Guam Diner Bytes: Grand Taj Curry & Grill
Owned and managed by restaurant veteran Chef Singh Kotwal, it’s definitely meeting the expectations of many dinner patrons as well as those who are lining up for the Grand Taj’s all-you-can-eat weekday lunch buffet, which is priced at $10.99 (plus 10% service charge).
Though I generally prefer to wait until a restaurant has been operating long enough to work through the kinks of starting up business, I thought it would be a good idea to do a brief review of their lunch buffet.
If you love the cuisine of India as much as I do, then I can vouch for the Grand Taj’s authenticity. Given Chef Singh’s heritage and passion, it makes a lot of sense for him to focus on the food that has such a special place in his heart. Adding to the credibility of this restaurant, Chef Singh has recruited the support of his uncle, Guman Singh Dabrwal, who is experienced in the preparation and cooking of Indian food and was Chef Singh’s first mentor. To make this even more of a family business, Singh has put his son, Sisank, and daughter, Swetha, to work in the front of the house, greeting customers and overseeing the staff.
Despite being open just over a week, the staff at Grand Taj is already well ahead of most other new restaurants and even many existing ones in terms of service. They are constantly checking on your table, asking if everything is okay, and if you like the taste of your food, or if you’d like some more of their hot, tandoori-baked Naan bread, which is FREE during lunch - it costs $4 per order at dinner.
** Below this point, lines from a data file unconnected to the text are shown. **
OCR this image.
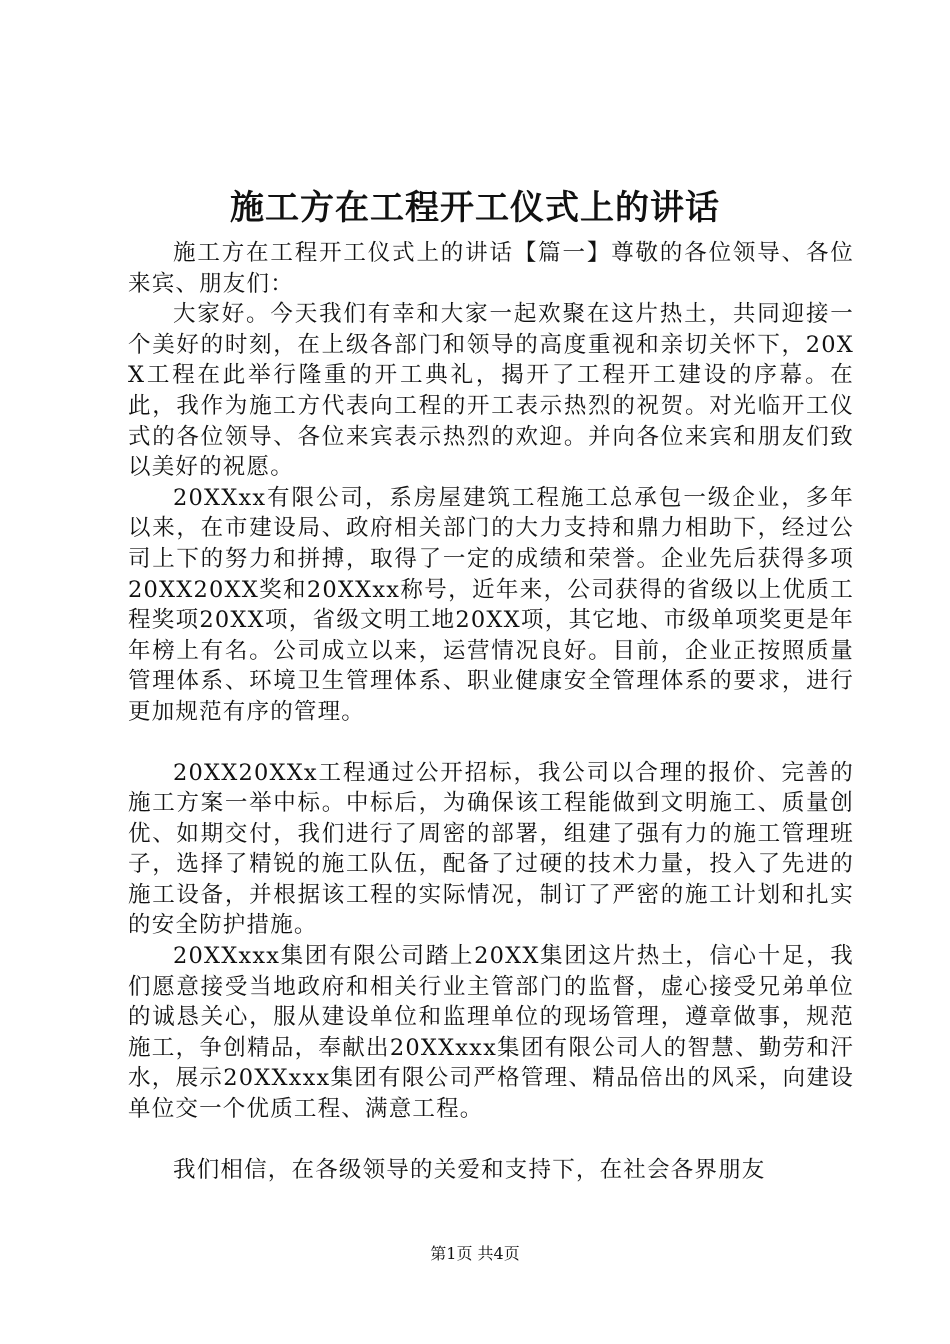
施工方在工程开工仪式上的讲话

施工方在工程开工仪式上的讲话【篇一】尊敬的各位领导、各位来宾、朋友们：

大家好。今天我们有幸和大家一起欢聚在这片热土，共同迎接一个美好的时刻，在上级各部门和领导的高度重视和亲切关怀下，20XX工程在此举行隆重的开工典礼，揭开了工程开工建设的序幕。在此，我作为施工方代表向工程的开工表示热烈的祝贺。对光临开工仪式的各位领导、各位来宾表示热烈的欢迎。并向各位来宾和朋友们致以美好的祝愿。

20XXxx有限公司，系房屋建筑工程施工总承包一级企业，多年以来，在市建设局、政府相关部门的大力支持和鼎力相助下，经过公司上下的努力和拼搏，取得了一定的成绩和荣誉。企业先后获得多项20XX20XX奖和20XXxx称号，近年来，公司获得的省级以上优质工程奖项20XX项，省级文明工地20XX项，其它地、市级单项奖更是年年榜上有名。公司成立以来，运营情况良好。目前，企业正按照质量管理体系、环境卫生管理体系、职业健康安全管理体系的要求，进行更加规范有序的管理。

20XX20XXx工程通过公开招标，我公司以合理的报价、完善的施工方案一举中标。中标后，为确保该工程能做到文明施工、质量创优、如期交付，我们进行了周密的部署，组建了强有力的施工管理班子，选择了精锐的施工队伍，配备了过硬的技术力量，投入了先进的施工设备，并根据该工程的实际情况，制订了严密的施工计划和扎实的安全防护措施。

20XXxxx集团有限公司踏上20XX集团这片热土，信心十足，我们愿意接受当地政府和相关行业主管部门的监督，虚心接受兄弟单位的诚恳关心，服从建设单位和监理单位的现场管理，遵章做事，规范施工，争创精品，奉献出20XXxxx集团有限公司人的智慧、勤劳和汗水，展示20XXxxx集团有限公司严格管理、精品倍出的风采，向建设单位交一个优质工程、满意工程。

我们相信，在各级领导的关爱和支持下，在社会各界朋友

第1页 共4页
The buffet features a modest salad bar (please excuse the anemic tomatoes), both saffron and white rice, and a few hot entrees that vary each day. The day I visited Pork Vindaloo, Navaratan Korma, Chicken Makhni, Fried Chicken, Aloo Gobai, Dal Makhni, and Lentil Soup were featured. There were two desserts available: Carrot Halva and Gulab Jamun (a milk ball in sugar syrup with almond).
The spicy and aromatic sauces in the Chicken Makhni and Pork Vindaloo were absolutely delicious. You can tell these dishes were made by someone who knows what they are doing! The Aloo Gobi (potato and cauliflower) is a savory vegetarian dish. I had Raitha (the classic Indian food “cooler” of cucumber/yoghurt cream) and mango chutney. As I said, lots of flavor combinations.
Keep in mind that the Grand Taj is still in its early stages and that they are busy refining their service procedures. The room got a bit warm, but I’ve heard that the hotel is working on the air-conditioning. Things take time, however.
Indian cuisine is complex and requires a lot of knowledge to order and to serve. I will return in a few weeks for the Grand Taj’s a la carte dinner, which I hear is tantalizing and fun.
Dinner hours are 5:30-10pm daily. An a la carte lunch is served on Saturday and Sunday from 11:30am-2pm, while the lunch buffet is Monday thru Friday from 11:30am-2pm. I can’t wait to try more of this authentic Indian cuisine!